Fast forward about 10+ years, while I was apprenticing, he dusted off
that special S90 motor and installed it into a '72 Superbeetle
convertible. Like you say, it was a silly fast machine. I fondly recall
being taken for a ride in it. In short order the speedo was pegged at
100 and we were still accelerating. Once he lifted off the throttle, it
took a measurable bit of time before the the speedo needle lifted off of
the peg. That truly was one of the best rides I ever have been privy to.
The sound of that wound out S90 motor was to die for, but it was running
straight pipes too.
Mathieu Cama
Dan Weeks wrote:
I've also seen a couple of 356 engines in VWs.
My brother was given a 1954 356 that had driven into a toll both and
totalled. It was so rusty that the entire car basically
disintegrated. My brother bolted the Porsche 1500 dual carb engine
and aluminum close-ratio trans into a 1960 beetle that was 15 years
old at the time and looked totally beat. He used to amaze
302/4V/duals-equipped modified Mustang IIs by winning drag races with
them. Low-speed handling was astounding. It would take 90-degree
turns at 45 mph with a flick of the wrist and a tap of the toe and
never leave the lane. It basically pivoted around the front wheels.

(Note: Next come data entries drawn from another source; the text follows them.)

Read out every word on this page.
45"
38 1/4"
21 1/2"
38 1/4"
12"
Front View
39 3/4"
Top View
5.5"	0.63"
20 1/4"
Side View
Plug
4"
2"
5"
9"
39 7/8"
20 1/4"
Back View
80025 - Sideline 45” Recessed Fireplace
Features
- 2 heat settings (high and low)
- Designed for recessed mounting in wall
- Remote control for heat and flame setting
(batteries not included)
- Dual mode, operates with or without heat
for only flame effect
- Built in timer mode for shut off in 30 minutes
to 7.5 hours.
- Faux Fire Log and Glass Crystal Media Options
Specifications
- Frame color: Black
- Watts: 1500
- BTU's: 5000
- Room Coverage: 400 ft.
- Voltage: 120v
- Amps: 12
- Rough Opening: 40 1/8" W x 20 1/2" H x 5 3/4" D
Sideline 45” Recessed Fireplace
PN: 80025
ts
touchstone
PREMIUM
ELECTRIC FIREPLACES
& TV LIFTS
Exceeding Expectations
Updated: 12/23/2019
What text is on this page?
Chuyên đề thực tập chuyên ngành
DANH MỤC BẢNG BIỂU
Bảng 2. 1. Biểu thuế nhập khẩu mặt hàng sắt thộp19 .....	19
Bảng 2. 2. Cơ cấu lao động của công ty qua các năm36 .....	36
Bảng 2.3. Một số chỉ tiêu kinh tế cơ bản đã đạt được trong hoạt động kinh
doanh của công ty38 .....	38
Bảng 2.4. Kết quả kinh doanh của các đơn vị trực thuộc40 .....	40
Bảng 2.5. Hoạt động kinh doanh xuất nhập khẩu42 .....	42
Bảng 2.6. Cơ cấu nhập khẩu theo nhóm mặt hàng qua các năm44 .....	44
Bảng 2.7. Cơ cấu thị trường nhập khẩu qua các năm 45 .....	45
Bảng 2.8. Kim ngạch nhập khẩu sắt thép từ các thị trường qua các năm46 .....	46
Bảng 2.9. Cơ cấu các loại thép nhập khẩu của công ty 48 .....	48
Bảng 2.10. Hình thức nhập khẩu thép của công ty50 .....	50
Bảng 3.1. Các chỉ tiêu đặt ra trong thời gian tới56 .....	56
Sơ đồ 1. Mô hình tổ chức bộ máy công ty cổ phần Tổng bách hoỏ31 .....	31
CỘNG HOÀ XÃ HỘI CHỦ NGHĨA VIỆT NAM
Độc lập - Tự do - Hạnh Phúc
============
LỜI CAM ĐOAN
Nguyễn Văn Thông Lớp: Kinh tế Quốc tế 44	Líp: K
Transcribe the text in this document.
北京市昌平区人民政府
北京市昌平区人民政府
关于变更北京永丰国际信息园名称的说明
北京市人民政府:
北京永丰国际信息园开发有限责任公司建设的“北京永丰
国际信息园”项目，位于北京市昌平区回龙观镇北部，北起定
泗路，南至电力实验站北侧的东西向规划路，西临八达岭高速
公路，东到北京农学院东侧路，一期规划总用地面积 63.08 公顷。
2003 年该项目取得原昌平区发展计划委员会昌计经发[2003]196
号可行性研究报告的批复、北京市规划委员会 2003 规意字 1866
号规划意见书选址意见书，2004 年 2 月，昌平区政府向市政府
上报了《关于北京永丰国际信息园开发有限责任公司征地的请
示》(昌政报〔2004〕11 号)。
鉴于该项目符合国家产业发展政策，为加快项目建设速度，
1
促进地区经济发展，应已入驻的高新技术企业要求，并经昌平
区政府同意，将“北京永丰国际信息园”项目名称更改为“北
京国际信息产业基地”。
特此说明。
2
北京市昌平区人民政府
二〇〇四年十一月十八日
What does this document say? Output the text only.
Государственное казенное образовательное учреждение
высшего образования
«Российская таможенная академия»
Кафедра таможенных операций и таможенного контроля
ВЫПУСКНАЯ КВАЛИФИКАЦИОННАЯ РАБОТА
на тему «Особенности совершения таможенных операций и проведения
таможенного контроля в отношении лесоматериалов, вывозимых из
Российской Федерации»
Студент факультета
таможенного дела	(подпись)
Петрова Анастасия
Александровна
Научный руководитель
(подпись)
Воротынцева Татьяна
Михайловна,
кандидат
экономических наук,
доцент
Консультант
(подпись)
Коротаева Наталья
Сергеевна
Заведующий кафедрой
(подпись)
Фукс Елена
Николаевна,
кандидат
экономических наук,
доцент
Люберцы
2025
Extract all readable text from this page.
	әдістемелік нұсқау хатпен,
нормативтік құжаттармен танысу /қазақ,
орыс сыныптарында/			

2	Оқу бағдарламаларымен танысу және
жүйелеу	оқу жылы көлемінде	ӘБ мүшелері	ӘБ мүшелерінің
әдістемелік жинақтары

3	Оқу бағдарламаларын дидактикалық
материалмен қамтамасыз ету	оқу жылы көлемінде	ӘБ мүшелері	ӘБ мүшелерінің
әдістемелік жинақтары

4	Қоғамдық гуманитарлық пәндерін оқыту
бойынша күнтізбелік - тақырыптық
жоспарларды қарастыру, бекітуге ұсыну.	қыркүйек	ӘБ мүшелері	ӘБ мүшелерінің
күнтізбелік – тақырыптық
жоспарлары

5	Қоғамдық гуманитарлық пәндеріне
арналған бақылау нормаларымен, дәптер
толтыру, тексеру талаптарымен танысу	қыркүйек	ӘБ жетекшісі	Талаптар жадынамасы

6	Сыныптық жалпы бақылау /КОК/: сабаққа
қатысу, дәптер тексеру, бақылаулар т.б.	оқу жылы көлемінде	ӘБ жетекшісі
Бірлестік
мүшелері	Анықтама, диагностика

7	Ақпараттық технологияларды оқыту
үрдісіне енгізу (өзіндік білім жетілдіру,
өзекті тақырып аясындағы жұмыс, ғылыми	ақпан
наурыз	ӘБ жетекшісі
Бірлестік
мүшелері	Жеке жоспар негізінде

The g-forces would separate flesh from bone. The stock VW would have
rolled trying such a maneuver, but the lighter engine--and the
ability to power-steer the rear end--made it possible. I've ridden in
professionally driven Vipers and 911Ss on race tracks at triple digit
speeds, but nothing I've sat in defied the laws of physics like that
Porschwagon. Eventually the bug disintegrated too, and my brother
sold the engine in Hemmings to a Porsche restorer.